The EPA Smart Sectors initiative is intended to “facilitate meaningful collaboration with regulated sectors, sensible policies to improve environmental outcomes, and better EPA practices and streamlined operations,” Bowman said.
She added, “EPA is expecting representation from a wide range of American businesses, representing sectors from across our economy,” at tomorrow’s meeting.
EPA identified a series of industries to be part of the effort in a Federal Register notice published last month (Greenwire, Sept. 25).
Representatives from those industries are expected to attend the meeting tomorrow. The industries are aerospace, agriculture, automotive, cement and concrete, chemical manufacturing, construction, electronics and technology, forestry and paper products, iron and steel, mining, oil and gas, ports and marine, and utilities and power generation.

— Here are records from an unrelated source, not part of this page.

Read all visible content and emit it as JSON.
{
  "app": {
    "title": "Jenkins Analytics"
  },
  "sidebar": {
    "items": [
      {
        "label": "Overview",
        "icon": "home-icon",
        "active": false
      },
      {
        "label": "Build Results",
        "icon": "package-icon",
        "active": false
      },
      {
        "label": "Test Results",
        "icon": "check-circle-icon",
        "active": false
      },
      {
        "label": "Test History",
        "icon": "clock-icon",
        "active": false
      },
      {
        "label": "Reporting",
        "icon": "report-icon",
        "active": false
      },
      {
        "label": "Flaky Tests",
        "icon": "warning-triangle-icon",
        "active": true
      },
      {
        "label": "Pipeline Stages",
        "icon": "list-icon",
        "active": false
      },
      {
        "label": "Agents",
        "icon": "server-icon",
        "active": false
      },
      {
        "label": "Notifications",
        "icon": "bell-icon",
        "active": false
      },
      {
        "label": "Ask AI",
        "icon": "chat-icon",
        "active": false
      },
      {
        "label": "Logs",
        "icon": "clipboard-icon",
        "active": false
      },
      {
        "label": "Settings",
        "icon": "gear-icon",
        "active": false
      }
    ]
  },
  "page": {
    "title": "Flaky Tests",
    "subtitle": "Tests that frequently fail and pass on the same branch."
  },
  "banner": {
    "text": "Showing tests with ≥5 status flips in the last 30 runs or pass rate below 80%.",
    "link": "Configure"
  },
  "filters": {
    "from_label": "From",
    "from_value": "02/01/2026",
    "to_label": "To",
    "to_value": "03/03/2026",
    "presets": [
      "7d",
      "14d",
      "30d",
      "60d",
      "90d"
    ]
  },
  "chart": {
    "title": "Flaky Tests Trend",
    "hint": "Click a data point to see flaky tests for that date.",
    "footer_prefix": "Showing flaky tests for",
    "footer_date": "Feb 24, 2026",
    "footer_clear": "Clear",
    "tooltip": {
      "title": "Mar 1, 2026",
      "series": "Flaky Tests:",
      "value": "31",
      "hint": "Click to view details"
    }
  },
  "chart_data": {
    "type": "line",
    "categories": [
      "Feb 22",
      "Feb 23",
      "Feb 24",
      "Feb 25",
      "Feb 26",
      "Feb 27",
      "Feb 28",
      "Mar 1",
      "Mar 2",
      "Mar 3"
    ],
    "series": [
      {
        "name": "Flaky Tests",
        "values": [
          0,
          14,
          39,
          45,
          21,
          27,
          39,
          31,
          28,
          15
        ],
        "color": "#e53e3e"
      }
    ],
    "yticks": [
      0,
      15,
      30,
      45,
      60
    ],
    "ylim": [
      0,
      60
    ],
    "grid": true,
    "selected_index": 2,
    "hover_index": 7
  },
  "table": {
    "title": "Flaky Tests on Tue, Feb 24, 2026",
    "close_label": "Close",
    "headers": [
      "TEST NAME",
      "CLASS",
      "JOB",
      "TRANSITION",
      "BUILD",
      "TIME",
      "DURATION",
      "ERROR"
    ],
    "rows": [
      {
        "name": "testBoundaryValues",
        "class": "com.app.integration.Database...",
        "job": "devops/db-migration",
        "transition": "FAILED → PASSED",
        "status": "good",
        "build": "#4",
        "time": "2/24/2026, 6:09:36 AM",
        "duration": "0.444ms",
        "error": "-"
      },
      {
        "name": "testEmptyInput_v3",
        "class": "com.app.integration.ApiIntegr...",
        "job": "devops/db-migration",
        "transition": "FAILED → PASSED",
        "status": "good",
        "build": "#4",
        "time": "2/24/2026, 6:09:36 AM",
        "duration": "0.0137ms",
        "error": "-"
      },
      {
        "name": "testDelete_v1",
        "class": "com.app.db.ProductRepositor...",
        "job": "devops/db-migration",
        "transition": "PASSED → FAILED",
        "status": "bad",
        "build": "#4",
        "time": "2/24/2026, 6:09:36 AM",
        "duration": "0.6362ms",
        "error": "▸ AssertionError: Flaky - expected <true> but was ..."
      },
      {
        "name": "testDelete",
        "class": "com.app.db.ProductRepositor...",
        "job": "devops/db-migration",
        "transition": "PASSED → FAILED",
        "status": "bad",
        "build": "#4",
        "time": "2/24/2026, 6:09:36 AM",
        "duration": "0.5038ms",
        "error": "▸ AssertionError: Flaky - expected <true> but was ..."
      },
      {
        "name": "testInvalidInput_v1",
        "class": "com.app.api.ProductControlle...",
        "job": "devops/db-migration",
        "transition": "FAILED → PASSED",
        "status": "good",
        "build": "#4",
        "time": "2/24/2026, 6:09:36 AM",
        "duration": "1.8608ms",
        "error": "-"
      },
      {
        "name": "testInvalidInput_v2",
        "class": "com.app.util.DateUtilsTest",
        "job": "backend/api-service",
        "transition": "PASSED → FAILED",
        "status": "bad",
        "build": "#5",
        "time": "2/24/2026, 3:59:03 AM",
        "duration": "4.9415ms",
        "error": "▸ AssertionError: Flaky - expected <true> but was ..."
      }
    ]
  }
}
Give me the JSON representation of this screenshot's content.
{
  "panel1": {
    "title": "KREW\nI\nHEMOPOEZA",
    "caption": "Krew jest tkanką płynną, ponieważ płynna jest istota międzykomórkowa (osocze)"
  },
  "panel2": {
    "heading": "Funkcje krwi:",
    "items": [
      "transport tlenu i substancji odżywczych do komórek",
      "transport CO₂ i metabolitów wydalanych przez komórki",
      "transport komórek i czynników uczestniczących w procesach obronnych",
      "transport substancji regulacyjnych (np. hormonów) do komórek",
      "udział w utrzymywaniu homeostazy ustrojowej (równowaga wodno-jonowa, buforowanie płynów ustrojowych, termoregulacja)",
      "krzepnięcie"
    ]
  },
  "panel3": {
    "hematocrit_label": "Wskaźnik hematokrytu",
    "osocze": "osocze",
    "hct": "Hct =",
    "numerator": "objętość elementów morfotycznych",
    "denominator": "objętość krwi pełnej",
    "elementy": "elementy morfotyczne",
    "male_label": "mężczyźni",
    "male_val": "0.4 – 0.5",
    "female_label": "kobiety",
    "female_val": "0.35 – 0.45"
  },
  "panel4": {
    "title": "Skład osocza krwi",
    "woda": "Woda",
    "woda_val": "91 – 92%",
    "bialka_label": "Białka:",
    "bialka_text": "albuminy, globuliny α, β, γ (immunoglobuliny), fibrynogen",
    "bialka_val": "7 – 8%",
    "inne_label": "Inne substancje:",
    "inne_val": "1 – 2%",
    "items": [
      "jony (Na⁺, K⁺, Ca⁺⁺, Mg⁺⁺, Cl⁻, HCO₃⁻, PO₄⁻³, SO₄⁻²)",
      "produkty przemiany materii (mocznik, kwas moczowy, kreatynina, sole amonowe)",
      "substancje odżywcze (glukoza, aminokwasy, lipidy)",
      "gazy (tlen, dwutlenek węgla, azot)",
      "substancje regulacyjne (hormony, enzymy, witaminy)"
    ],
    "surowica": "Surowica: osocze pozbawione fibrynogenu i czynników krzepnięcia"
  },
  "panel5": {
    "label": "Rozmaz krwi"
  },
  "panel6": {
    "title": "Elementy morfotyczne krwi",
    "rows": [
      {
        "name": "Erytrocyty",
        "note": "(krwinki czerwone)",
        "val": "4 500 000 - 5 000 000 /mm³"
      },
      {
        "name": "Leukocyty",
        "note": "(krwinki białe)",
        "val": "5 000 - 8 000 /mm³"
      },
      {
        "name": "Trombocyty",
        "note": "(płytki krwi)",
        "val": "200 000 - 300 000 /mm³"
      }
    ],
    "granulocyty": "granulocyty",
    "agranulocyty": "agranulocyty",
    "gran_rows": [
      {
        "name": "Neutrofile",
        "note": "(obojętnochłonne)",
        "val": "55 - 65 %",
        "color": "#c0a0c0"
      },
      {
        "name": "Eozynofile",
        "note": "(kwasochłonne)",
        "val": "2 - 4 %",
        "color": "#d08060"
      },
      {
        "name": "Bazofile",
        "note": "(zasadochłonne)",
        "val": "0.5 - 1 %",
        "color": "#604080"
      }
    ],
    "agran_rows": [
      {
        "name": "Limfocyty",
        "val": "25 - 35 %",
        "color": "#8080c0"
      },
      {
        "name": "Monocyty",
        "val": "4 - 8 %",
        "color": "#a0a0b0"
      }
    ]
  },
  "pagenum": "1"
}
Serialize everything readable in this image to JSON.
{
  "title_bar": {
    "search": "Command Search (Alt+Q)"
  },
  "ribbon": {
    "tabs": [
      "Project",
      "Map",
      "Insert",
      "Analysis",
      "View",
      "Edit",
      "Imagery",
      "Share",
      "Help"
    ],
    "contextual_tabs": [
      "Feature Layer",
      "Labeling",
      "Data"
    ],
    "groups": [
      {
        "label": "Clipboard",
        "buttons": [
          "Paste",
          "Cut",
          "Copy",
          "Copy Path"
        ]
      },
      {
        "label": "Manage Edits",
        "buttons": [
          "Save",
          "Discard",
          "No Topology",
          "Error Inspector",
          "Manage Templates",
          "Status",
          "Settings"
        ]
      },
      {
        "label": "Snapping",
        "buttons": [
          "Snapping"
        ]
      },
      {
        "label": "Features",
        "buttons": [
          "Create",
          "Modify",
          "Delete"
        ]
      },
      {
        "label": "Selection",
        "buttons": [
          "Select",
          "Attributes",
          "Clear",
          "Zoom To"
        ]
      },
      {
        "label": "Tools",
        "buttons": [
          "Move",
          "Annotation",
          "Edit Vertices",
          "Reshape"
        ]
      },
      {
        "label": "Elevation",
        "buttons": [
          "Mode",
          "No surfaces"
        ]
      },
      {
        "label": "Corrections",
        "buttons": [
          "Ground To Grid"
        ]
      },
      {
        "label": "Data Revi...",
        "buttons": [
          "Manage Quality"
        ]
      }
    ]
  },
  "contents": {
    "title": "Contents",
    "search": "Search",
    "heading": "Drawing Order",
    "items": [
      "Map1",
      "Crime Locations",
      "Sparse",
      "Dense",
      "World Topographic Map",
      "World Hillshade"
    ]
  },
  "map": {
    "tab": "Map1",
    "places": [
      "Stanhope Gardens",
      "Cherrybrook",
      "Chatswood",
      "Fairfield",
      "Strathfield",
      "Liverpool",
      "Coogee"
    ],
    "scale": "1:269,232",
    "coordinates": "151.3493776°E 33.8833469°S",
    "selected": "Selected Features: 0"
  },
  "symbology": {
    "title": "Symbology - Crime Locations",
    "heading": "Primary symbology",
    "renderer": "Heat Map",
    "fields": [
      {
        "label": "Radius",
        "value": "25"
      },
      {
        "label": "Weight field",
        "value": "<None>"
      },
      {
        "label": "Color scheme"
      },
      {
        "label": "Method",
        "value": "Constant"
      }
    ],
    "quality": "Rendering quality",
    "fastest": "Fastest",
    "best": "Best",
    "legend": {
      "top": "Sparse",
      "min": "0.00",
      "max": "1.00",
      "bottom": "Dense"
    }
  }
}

EPA said those industries were selected “based on each sector’s potential to improve the environment and public health.”
Industry groups are looking forward to telling EPA officials what they want.
“We welcome the opportunity to explain how long-term, capital-intensive operations like ours — which require regulatory predictability — can be carefully aligned with important agency objectives for ensuring health and environmental protection,” National Mining Association CEO Hal Quinn said in a statement.
“Regulatory policies will be more effective when they are informed by actual conditions in regulated sectors,” Quinn said.
Environmentalists say the effort is more evidence that Pruitt is too cozy with industry interests.
“Administrator Pruitt’s latest initiative shows, yet again, his priorities are rolling back health and environmental protections and appeasing corporations. For him, EPA’s actual mission is perfunctory afterthought; his political agenda is serving industry’s wishes,” said John Walke, clean air director at the Natural Resources Defense Council.
“When will [the] administrator invite in asthma sufferers, Flint, Mich., residents, doctors and climate scientists to explain how he will deliver on the law’s promise of clean air and safe water for all Americans?” Walke said.
The Smart Sectors effort is coming out of EPA’s policy office, run by Samantha Dravis. She was formerly policy director and general counsel at the Republican Attorneys General Association, where she worked with Pruitt during his tenure as Oklahoma’s attorney general. She has launched a broad restructuring of the agency’s policy shop (Greenwire, Sept. 7).
An EPA contact for the program, according to the Federal Register notice, is Daisy Letendre, a senior adviser for policy and communications in the policy shop. Letendre was previously communications director for Sen. Jim Inhofe (R-Okla.). She was communications director for the Senate Environment and Public Works Committee when Inhofe was chairman of that panel.